Register today and join your NSHE colleagues for free professional development sessions in February, March, and April!
NSHE and its governing Board recognize that traditional remediation does not work. Far too many students have entered on long pathways of traditional remediation that, instead of opening the door to college access, has closed it. For many years the System has focused on remediation; however, the System’s policy paper Traditional Remediation Does Not Work published in February 2019 brought new fervor to reforming remediation. The paper discusses similar findings from Complete College America’s landmark report Remediation: Higher Education’s Bridge to Nowhere, concluding that:
- traditional remediation is not working;
- corequisite remediation results in much higher student success outcomes; and
- regardless of academic preparation, success levels are higher for students in corequisite remediation.
The Board of Regents have established student success goals that aim to increase degree productivity by 2025 dramatically. The mandate of corequisite support will work to eliminate equity gaps in access to college-level courses and improve success rates by removing substantial barriers for students.
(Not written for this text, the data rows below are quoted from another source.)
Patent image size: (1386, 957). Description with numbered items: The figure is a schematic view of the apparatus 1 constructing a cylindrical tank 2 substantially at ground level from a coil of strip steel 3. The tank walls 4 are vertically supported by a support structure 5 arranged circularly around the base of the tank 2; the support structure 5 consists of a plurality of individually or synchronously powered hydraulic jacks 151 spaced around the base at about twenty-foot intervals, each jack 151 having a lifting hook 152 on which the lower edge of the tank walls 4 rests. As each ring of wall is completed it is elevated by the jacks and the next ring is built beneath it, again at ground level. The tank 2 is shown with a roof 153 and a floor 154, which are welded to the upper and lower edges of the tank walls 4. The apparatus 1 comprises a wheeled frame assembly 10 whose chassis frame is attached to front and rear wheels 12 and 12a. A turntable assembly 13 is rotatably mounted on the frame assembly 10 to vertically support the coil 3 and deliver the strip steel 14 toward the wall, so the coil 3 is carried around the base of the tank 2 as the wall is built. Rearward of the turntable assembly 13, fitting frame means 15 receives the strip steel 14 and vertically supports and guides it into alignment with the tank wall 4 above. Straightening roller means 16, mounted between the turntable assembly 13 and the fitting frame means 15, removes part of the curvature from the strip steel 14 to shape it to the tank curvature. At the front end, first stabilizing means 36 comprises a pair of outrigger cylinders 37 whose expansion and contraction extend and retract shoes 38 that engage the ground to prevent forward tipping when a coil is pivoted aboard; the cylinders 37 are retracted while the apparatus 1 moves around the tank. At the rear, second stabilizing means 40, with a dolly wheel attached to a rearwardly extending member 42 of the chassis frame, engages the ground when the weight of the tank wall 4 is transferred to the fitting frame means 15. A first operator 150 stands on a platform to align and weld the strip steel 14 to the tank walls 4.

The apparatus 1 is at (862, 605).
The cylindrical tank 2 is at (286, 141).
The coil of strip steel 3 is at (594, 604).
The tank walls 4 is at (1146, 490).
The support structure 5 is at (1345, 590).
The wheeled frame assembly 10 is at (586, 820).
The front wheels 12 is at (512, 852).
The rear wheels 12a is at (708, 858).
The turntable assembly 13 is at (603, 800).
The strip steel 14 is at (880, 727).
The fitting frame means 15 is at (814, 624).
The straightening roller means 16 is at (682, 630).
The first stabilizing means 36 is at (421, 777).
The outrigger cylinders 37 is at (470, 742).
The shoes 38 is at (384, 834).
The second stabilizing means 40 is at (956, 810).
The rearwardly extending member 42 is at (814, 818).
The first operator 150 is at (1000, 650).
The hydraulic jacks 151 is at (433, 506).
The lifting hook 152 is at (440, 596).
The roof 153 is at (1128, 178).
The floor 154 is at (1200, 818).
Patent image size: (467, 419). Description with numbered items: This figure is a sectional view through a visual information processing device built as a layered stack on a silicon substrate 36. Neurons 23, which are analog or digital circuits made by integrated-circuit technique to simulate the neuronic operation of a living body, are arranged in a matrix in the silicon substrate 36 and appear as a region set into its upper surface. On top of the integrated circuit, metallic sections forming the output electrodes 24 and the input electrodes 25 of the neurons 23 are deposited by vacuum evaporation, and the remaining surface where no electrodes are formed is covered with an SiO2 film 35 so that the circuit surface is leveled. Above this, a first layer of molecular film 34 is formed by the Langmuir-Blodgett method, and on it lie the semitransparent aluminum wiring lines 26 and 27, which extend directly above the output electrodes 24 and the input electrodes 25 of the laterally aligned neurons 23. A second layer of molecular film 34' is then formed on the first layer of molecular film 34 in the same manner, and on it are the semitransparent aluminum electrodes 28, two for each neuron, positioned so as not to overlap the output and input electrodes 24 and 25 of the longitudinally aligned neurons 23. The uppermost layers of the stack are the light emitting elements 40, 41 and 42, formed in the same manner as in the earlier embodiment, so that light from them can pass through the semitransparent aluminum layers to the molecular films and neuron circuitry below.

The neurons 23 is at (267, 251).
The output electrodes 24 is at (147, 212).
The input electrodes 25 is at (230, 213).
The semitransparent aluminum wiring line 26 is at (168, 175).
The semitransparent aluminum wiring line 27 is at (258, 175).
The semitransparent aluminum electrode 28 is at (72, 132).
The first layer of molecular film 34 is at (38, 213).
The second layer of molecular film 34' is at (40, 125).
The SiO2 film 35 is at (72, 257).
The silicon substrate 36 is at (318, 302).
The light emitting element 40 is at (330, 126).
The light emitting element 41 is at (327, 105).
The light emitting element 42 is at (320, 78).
Across NSHE, underrepresented minorities, including Pell-eligible, first-generation, and students of color are all overrepresented in remediation, causing systemic challenges for them accessing college-level coursework, much less graduating. Remediation within the state has been one of most substantial barriers to college success, and the mandate for corequisite support transforms the experience for thousands of NSHE students.
In June 2019, the Board of Regents adopted a policy that eliminates traditional models of remediation and mandates corequisite support for all degree-seeking students with full-scale adoption by Fall 2021 in alignment with the strategic goal of improving student success. Board Policy (Title 4, Chapter 16, Section 1) mandates the delivery of corequisite support for students that would traditionally place in lengthy, unsuccessful models of traditional remediation.
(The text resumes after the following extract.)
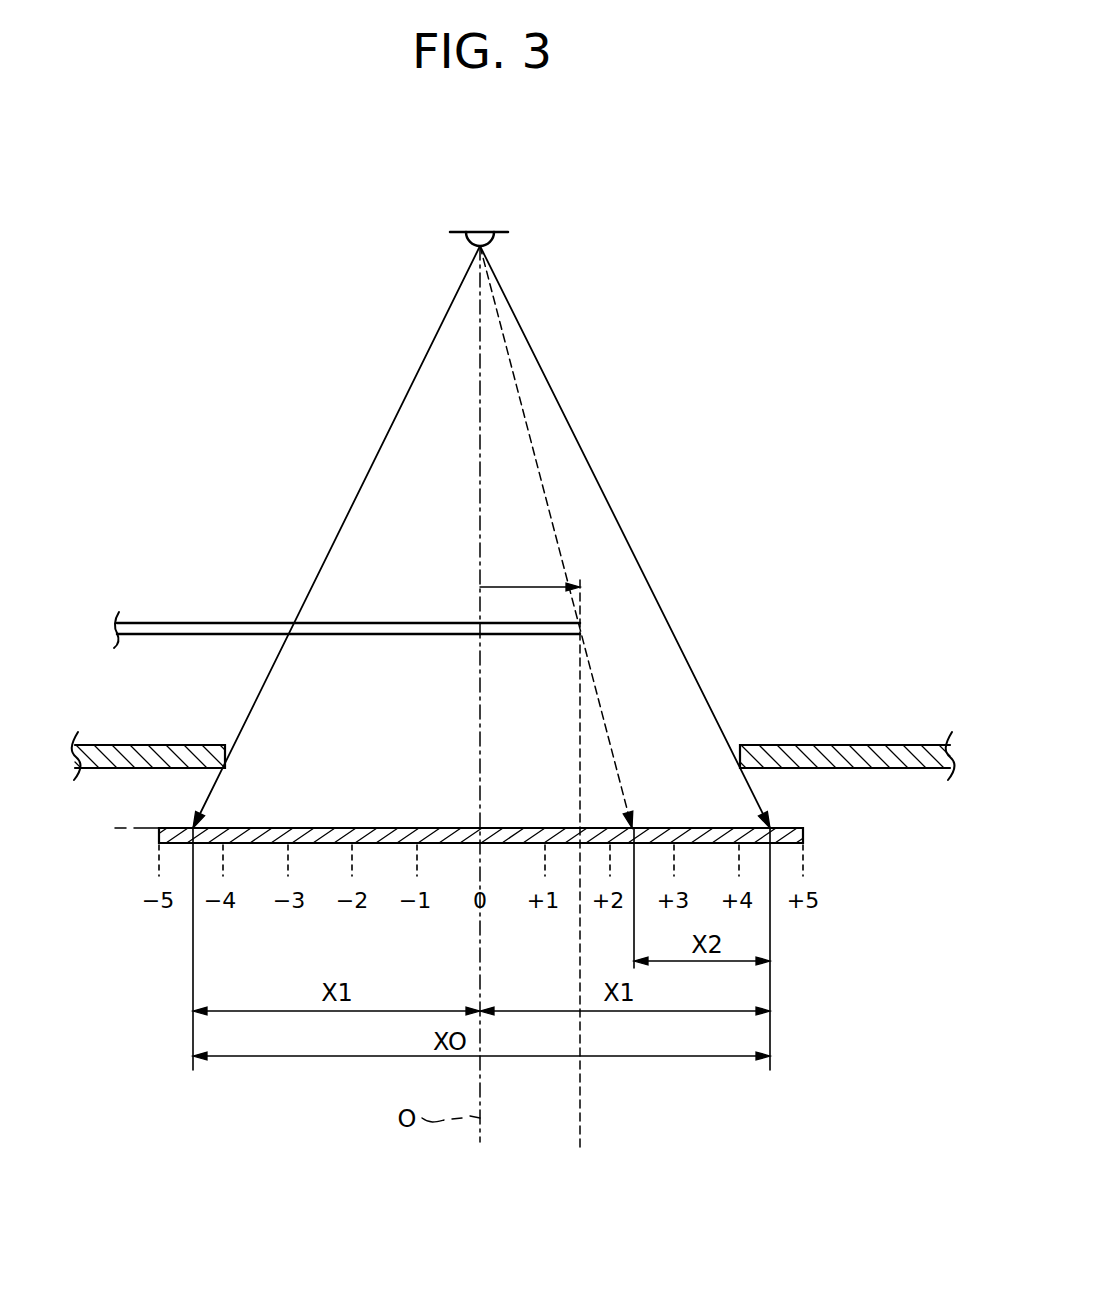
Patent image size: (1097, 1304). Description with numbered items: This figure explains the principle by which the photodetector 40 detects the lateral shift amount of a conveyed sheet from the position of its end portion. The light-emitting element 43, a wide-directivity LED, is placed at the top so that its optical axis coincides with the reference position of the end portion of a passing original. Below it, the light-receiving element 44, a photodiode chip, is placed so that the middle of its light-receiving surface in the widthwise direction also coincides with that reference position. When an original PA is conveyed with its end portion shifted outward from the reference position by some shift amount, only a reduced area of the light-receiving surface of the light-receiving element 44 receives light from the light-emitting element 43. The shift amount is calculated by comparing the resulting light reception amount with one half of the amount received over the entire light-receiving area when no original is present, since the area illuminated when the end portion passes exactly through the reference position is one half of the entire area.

The photodetector 40 is at (298, 449).
The light-emitting element 43 is at (479, 230).
The light-receiving element 44 is at (803, 835).
The original PA is at (166, 622).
The two-year-long implementation process before the effective date will result in a complete redesign of pathways for mathematics and English, revisited means of placement using multiple measures, as well as robust assessment and evaluation tools to ensure success long-term.
To support implementation, the Nevada System of Higher Education has developed a Corequisite Implementation Task Force. Each of NSHE’s seven teaching institutions have representatives from mathematics, English, and administration on the Task Force. The Task Force is responsible for the systemwide Action Plan, which will be presented to the Board of Regents for approval in September 2020.